Piadina, focaccia cotta sulla lastra e preparata in vari modi: con lievito, latte e anche miele nell’impasto. Così, tecnicamente e freddamente, recita il dizionario, ma in Romagna, piadina é realtà non solo gastronomica, é fatto di storia e di costume, é elemento turistico ma anche culturale. Ed é, anche, un grande successo economico, con quasi settecento chioschi dipinti a strisce bianche e azzurre, sparsi nelle tre province romagnole di Ravenna, Forlì e Rimini. Un successo basato sulla semplicità del prodotto. Un pò come è accaduto per il “liscio”, la musica fondamentale dell’Emilia-Romagna. “Liscio” e piadina, un matrimonio perfetto. Dove la piadina, un disco piatto di 25 centimetri di diametro, fatto solanto di acqua, farina, sale e strutto, viene cotta sulla lastra di ferro. La piadina viene presentata nei ristoranti bollente, tagliata a spicchi, cosparsa di un trito di erbe e accompagnata da prosciutto crudo. Ma il consumo classico si allarga ad disco farcito di “squaquerone” (formaggio molle del tipo stracchino), o di erbe, o patate o cipolle e pomodoro. La piadina richiama ogni anno, a Cervia, nel Ravennate, le migliori otto “piadinare” romagnole per il titolo nazionale. A Santarcangelo di Romagna, provincia di Rimini, la piadina é la bandiera sotto la quale marcia anche Tonino Guerra nelle sue battaglie in favore della Valmarecchia. All’ osteria-ristorante “Sangiovesa”, ospitata nell’antico palazzo Nadiani, arredato anche con opere dello sceneggiatore di Fellini Tonino Guerra, la piadina viene cotta a vista. Oltre a questo prodotto tipico, si preparano i “cassoni” farciti con verdure e formaggi, le paste fatte a mano, come gli strozzapreti o strangolapreti, gli stringhetti e le tagliatelle. Sono invece gli spaghetti gli indiscussi protagonisti a Morciano di Romagna, dove il pastificio Ghigi vanta la più antica e continua presenza nella produzione di paste alimentari. E sono gli spaghetti a farla da padrone nella Sagra annuale che cade nell’ultimo weekend prima di Ferragosto.

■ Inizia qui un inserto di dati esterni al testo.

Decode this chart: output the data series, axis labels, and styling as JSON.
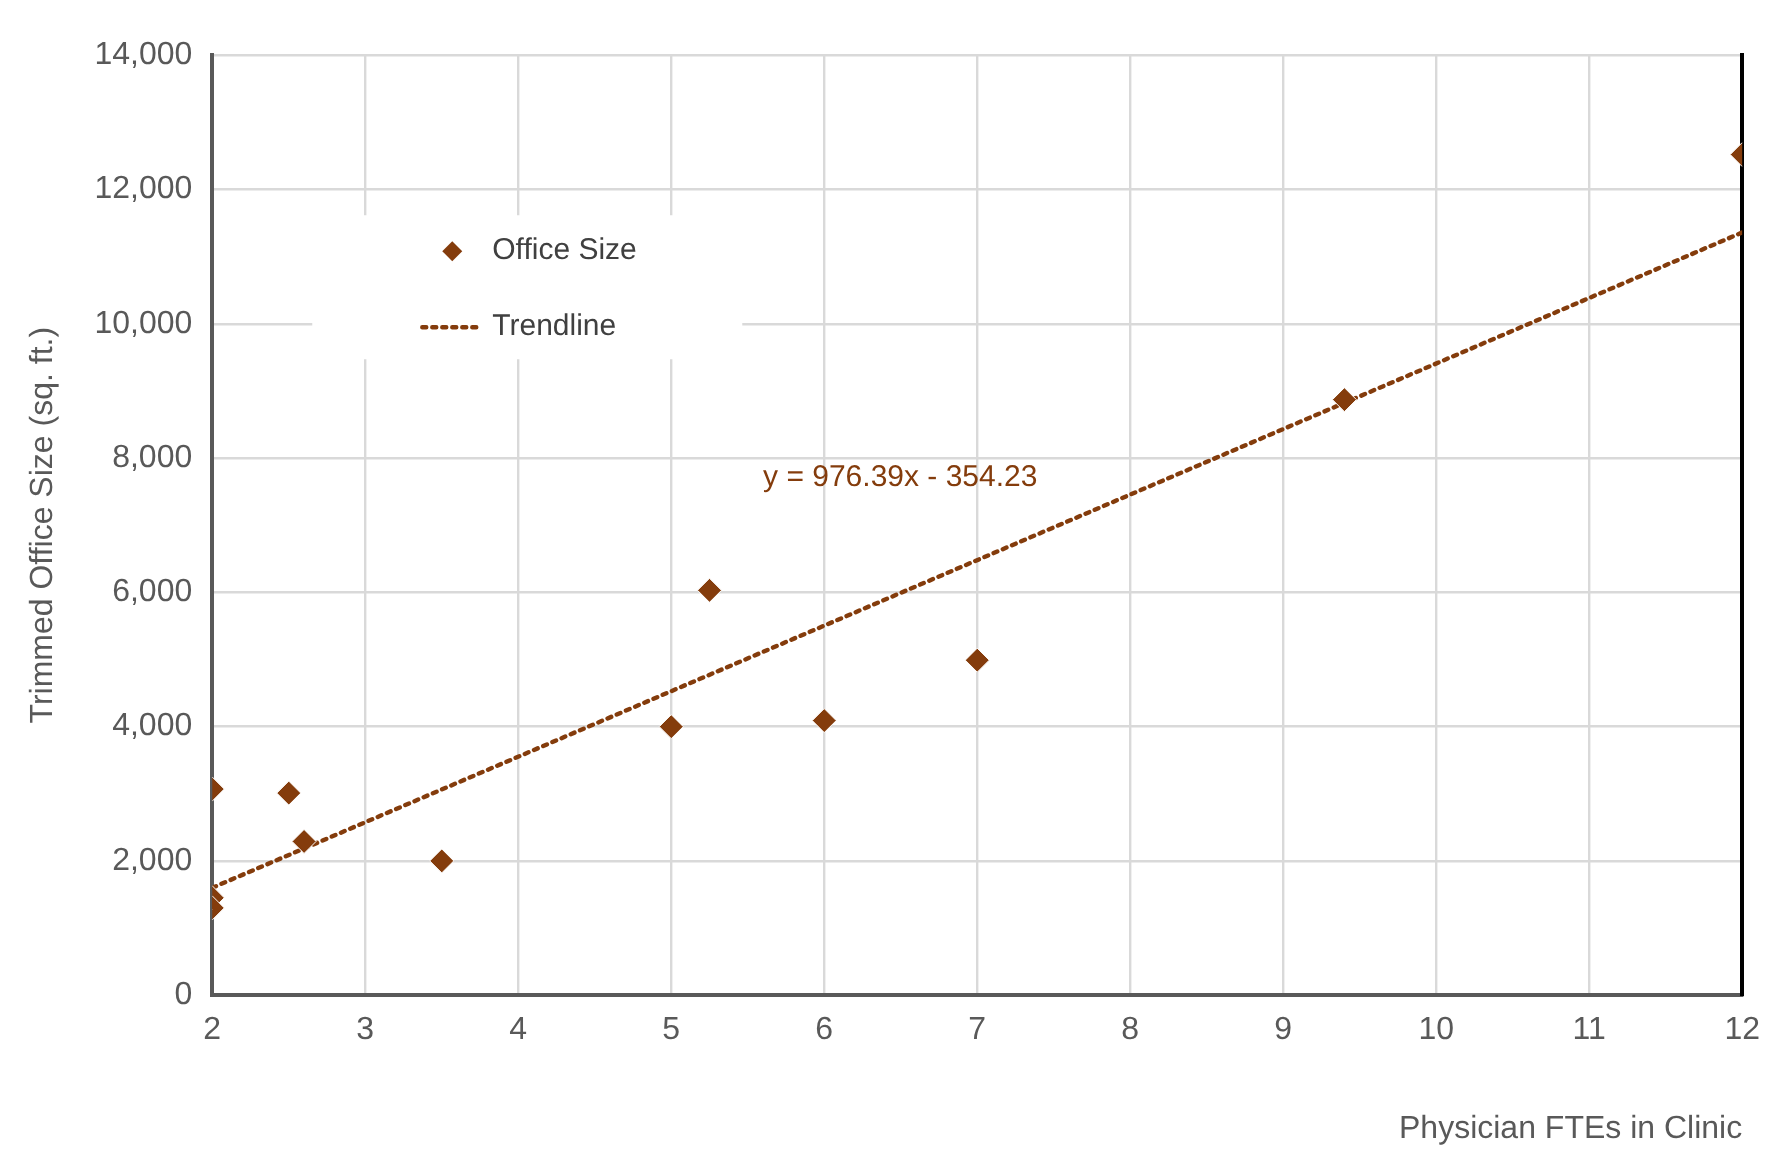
{
  "chart_data": {
    "type": "scatter",
    "xlabel": "Physician FTEs in Clinic",
    "ylabel": "Trimmed Office Size (sq. ft.)",
    "xlim": [
      2,
      12
    ],
    "xticks": [
      2,
      3,
      4,
      5,
      6,
      7,
      8,
      9,
      10,
      11,
      12
    ],
    "ylim": [
      0,
      14000
    ],
    "yticks": [
      0,
      {
        "value": 2000,
        "label": "2,000"
      },
      {
        "value": 4000,
        "label": "4,000"
      },
      {
        "value": 6000,
        "label": "6,000"
      },
      {
        "value": 8000,
        "label": "8,000"
      },
      {
        "value": 10000,
        "label": "10,000"
      },
      {
        "value": 12000,
        "label": "12,000"
      },
      {
        "value": 14000,
        "label": "14,000"
      }
    ],
    "grid": true,
    "legend": "top left",
    "series": [
      {
        "name": "Office Size",
        "type": "scatter",
        "color": "#843c0c",
        "marker": "diamond",
        "x": [
          2,
          2,
          2,
          2.5,
          2.6,
          3.5,
          5,
          5.25,
          6,
          7,
          9.4,
          12
        ],
        "values": [
          3070,
          1450,
          1300,
          3010,
          2290,
          2000,
          4000,
          6030,
          4090,
          4990,
          8870,
          12520
        ]
      },
      {
        "name": "Trendline",
        "type": "line",
        "color": "#843c0c",
        "marker": "none",
        "line_style": "dotted",
        "x": [
          2,
          12
        ],
        "values": [
          1600,
          11360
        ]
      }
    ],
    "annotations": [
      "y = 976.39x - 354.23"
    ]
  }
}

E cosa c’é di meglio che condire gli spaghetti con il delizioso olio extravergine prodotto in zona? Il succo d’oliva è particolarmente pregiato sulle colline della Val Conca e della Valmarecchia, con sagra a Coriano e a Montegridolfo. A pochi chilometri da questi borghi senza tempo, frigge la Riviera. E con lei friggono i pesci di ogni tipo. Trattorie e ristoranti precollinari propongono “omini nudi” (pescetti filiformi e gustosissimi) alla piastra “saraghine” alla brace, sardoncini marinati e sgombri, seppie e calamari, brodetti e frutti di mare.
La Romagna è una terra fantastica, non soltanto per la sua celebre ospitalità e per le sue strutture alberghiere, anch’esse perfettamente attrezzate. Uno dei punti forti di Riccione e di questa terra è indubbiamente l’ottima cucina. Ecco perché, in vacanza, non dovete rinunciare ad assaggiare le delizie della Romagna, in uno dei tanti ristoranti presenti.